The Cost of a Missing Mistake

Consider the alternative history. If the lab technician on duty before Fleming's holiday had been diligent, if they had cleared the basin, if they had sterilized the stacks immediately, we would have lost penicillin. Perhaps someone else would have discovered it later, but we cannot rely on that.

Before antibiotics, a simple scratch could lead to fatal sepsis. Plagues and infections have historically shaped political systems and populations more than wars, shifting borders and toppling dynasties through sheer biological attrition. The discovery of penicillin didn't just save individuals; it stabilized societies.
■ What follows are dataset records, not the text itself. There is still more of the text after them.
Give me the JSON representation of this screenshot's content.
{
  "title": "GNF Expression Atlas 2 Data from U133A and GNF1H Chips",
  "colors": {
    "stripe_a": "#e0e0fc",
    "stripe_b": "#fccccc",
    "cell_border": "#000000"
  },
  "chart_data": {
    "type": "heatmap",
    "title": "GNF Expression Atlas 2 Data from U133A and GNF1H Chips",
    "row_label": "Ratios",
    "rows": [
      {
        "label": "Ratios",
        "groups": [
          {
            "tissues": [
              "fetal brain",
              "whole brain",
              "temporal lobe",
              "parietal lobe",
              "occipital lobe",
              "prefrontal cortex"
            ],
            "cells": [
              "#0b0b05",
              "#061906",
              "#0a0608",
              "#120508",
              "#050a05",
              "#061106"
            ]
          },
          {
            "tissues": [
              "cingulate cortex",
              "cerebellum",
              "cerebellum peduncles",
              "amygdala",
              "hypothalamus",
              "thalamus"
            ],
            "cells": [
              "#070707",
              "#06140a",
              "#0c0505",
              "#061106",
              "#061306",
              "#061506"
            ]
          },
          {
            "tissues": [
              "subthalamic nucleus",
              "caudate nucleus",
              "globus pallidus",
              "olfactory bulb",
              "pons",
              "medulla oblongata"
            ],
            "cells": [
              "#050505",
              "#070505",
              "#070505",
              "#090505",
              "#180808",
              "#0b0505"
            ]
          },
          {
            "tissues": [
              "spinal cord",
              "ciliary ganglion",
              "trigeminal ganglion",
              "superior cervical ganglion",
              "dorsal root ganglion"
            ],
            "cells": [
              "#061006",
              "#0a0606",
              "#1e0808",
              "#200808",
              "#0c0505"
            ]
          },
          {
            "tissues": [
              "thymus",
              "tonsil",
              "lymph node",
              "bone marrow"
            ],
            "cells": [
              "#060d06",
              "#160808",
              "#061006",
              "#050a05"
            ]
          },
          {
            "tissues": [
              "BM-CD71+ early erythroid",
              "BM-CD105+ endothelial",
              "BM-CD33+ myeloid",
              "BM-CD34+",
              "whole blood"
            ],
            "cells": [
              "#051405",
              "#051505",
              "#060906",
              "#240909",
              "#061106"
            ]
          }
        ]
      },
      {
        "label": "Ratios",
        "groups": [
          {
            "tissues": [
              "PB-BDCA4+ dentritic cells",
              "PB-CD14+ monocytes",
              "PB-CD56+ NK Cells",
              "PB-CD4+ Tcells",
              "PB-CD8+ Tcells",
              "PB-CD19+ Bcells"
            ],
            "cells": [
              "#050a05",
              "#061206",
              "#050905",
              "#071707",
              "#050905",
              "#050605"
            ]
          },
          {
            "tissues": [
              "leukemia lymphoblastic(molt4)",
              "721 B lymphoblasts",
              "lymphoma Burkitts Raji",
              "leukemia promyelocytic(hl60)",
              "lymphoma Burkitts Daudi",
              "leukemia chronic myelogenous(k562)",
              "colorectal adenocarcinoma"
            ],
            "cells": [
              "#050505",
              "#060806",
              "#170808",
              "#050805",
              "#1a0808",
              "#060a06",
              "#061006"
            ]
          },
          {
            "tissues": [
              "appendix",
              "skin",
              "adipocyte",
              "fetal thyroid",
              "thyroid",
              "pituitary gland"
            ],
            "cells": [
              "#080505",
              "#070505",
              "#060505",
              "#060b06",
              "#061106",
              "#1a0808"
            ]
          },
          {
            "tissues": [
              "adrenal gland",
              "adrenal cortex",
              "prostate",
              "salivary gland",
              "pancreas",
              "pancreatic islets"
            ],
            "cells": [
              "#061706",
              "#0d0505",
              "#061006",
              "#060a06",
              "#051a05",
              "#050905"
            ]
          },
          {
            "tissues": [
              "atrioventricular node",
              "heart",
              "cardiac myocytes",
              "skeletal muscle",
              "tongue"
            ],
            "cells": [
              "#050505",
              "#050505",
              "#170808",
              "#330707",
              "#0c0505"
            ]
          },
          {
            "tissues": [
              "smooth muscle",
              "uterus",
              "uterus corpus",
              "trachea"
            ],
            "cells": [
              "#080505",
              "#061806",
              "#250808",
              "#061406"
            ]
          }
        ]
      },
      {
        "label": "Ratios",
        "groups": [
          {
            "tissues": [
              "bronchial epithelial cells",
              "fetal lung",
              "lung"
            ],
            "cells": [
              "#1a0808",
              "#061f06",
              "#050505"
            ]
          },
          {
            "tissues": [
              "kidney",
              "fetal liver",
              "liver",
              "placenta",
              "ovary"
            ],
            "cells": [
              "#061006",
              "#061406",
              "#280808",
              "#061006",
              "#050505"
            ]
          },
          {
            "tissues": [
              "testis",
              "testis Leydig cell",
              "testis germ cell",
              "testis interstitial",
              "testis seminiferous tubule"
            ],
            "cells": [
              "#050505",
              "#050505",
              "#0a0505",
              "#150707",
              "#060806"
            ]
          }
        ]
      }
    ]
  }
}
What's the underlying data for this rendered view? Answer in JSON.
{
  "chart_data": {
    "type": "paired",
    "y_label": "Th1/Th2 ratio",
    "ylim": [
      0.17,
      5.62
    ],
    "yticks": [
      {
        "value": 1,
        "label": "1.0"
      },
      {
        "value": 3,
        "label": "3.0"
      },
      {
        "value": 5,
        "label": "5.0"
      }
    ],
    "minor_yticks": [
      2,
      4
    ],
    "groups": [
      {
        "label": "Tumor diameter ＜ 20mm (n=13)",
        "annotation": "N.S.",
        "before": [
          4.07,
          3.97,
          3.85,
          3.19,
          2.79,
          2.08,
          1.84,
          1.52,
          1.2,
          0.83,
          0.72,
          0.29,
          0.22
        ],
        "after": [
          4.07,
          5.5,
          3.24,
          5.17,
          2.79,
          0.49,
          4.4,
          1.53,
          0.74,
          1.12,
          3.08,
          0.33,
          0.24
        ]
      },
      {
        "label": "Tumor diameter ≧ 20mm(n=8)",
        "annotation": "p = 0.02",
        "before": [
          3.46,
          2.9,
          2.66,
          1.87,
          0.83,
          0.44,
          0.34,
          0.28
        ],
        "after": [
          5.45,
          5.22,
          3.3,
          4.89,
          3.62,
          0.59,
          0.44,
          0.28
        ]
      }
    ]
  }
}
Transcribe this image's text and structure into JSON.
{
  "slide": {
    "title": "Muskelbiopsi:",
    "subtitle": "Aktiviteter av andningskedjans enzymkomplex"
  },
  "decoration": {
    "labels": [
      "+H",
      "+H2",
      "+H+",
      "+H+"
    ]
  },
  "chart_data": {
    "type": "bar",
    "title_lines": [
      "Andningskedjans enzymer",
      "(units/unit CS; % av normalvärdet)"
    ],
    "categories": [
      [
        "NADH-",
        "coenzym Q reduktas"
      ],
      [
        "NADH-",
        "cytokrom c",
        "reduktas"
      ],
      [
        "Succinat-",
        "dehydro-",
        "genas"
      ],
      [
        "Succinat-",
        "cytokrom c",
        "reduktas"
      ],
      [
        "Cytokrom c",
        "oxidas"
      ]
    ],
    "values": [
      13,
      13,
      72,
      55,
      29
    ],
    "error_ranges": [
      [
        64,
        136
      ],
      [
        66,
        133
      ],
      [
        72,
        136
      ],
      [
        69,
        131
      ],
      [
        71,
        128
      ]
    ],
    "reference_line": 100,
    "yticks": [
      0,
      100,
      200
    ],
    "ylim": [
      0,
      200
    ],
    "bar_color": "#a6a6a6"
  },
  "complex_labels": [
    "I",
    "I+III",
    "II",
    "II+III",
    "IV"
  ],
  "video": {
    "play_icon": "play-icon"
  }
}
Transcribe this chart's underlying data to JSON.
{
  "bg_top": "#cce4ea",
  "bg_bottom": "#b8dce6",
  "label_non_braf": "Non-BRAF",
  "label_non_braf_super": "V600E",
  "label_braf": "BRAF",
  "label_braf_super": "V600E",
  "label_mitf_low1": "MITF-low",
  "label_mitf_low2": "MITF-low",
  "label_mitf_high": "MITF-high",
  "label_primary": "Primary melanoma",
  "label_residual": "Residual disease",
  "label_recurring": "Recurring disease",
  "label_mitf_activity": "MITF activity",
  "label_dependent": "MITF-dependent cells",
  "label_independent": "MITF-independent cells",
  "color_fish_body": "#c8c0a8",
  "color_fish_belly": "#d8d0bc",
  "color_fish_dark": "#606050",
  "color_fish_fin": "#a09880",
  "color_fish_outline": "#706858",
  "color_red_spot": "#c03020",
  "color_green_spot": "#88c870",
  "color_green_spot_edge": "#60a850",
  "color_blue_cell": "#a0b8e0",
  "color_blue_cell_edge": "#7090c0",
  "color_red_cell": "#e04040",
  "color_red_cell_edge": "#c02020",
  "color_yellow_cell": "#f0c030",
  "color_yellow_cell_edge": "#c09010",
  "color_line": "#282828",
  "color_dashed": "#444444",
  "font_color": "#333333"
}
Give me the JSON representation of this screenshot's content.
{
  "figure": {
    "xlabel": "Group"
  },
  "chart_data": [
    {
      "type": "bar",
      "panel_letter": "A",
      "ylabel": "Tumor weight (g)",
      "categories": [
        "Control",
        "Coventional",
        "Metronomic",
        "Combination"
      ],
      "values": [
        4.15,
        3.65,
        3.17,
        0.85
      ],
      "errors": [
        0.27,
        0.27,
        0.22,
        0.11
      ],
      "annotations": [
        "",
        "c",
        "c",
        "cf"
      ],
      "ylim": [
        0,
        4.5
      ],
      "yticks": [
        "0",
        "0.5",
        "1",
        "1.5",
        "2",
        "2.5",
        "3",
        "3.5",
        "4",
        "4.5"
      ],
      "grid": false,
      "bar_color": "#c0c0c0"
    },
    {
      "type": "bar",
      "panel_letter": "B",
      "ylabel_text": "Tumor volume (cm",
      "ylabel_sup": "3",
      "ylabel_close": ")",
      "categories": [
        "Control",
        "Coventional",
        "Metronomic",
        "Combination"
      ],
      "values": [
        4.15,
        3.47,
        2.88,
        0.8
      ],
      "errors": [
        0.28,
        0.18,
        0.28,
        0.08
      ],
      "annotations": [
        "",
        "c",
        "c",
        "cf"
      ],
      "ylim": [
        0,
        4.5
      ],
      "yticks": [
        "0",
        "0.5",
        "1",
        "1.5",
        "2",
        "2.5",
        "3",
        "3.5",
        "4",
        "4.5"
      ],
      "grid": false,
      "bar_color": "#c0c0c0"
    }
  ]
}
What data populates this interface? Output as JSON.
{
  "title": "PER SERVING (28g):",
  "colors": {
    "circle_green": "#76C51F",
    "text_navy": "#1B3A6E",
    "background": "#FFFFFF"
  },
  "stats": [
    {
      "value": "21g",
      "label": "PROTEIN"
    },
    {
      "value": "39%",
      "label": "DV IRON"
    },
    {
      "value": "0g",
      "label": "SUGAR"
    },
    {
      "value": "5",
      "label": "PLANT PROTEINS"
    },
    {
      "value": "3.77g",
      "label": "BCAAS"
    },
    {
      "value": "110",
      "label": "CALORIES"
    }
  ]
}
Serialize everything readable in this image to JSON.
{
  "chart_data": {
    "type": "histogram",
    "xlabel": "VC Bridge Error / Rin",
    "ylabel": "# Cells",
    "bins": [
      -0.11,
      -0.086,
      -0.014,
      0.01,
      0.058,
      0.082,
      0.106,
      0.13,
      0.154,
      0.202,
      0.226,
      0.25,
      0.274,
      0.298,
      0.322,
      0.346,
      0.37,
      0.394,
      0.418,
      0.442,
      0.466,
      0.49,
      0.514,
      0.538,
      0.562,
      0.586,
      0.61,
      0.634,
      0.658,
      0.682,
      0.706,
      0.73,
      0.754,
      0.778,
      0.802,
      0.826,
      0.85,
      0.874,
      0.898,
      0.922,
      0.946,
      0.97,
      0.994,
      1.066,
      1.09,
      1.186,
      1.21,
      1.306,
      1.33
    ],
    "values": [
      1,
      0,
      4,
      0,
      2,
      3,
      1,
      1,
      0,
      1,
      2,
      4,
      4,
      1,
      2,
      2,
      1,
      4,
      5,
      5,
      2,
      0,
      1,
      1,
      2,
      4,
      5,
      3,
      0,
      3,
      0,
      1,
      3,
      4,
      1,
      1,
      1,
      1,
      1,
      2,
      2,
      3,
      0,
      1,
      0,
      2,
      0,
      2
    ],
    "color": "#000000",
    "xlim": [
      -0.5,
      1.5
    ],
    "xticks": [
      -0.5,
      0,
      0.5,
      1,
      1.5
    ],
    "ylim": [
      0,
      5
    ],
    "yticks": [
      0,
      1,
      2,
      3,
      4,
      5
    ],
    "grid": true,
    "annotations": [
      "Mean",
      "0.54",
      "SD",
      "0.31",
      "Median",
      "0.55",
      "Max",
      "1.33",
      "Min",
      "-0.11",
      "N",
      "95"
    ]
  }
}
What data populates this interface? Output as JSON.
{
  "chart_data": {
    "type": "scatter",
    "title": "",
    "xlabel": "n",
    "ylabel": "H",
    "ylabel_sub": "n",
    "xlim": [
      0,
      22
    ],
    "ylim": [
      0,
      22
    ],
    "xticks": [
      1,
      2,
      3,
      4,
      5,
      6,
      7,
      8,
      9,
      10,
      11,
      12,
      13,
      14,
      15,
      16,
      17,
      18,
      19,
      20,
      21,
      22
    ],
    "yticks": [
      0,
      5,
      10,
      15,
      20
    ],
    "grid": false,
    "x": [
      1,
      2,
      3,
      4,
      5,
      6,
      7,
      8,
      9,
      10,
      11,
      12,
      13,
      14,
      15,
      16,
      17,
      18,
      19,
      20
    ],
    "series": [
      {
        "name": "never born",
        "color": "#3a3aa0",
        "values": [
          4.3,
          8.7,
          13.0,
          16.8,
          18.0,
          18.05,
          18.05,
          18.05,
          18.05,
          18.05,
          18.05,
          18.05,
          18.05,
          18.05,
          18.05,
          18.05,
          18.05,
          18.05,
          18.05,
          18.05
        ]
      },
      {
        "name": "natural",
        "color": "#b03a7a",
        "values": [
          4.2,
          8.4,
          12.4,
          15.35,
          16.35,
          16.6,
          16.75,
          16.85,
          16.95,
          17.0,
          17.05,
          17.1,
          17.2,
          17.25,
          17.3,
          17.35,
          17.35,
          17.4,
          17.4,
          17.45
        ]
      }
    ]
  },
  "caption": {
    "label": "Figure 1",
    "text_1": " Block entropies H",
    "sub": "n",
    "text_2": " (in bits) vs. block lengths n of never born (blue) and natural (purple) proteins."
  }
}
However, there is a caveat we must acknowledge. For every Fleming, there are thousands of researchers whose "lazy" protocols just resulted in moldy, useless data. Embracing disorder is not a strategy for consistent success. It is a high-variance approach. The difference is in the filtering mechanism. Fleming was able to filter the noise from the signal instantly.

Most modern labs are designed to minimize noise, which is excellent for reproducibility but terrible for outliers. We have traded the potential for accidental discovery for the safety of consistent results. This is a necessary trade-off for drug development safety, but it leaves a gap in early-stage discovery research.

A Protocol for Controlled Chaos

We cannot teach "laziness," but we can teach the method of validating deviation. If you are managing a team or running experiments, create a "deviation log." Do not just discard failed experiments or contaminated plates. If you see something that "shouldn't" be there, document it before you clean it.

Fleming’s genius was not in being messy. It was in realizing that the mess had a structure. The "lazy" routine bought him the time; his intellect provided the validation.

The real takeaway for 2026 is not to stop cleaning your lab. It is to pause before you discard the "failed" iteration. In the gap between the mistake and the trash can, that is where the next sepsis cure—or the next innovation in your field—is likely hiding. The breakthrough was not the mold; it was the decision to look at it twice.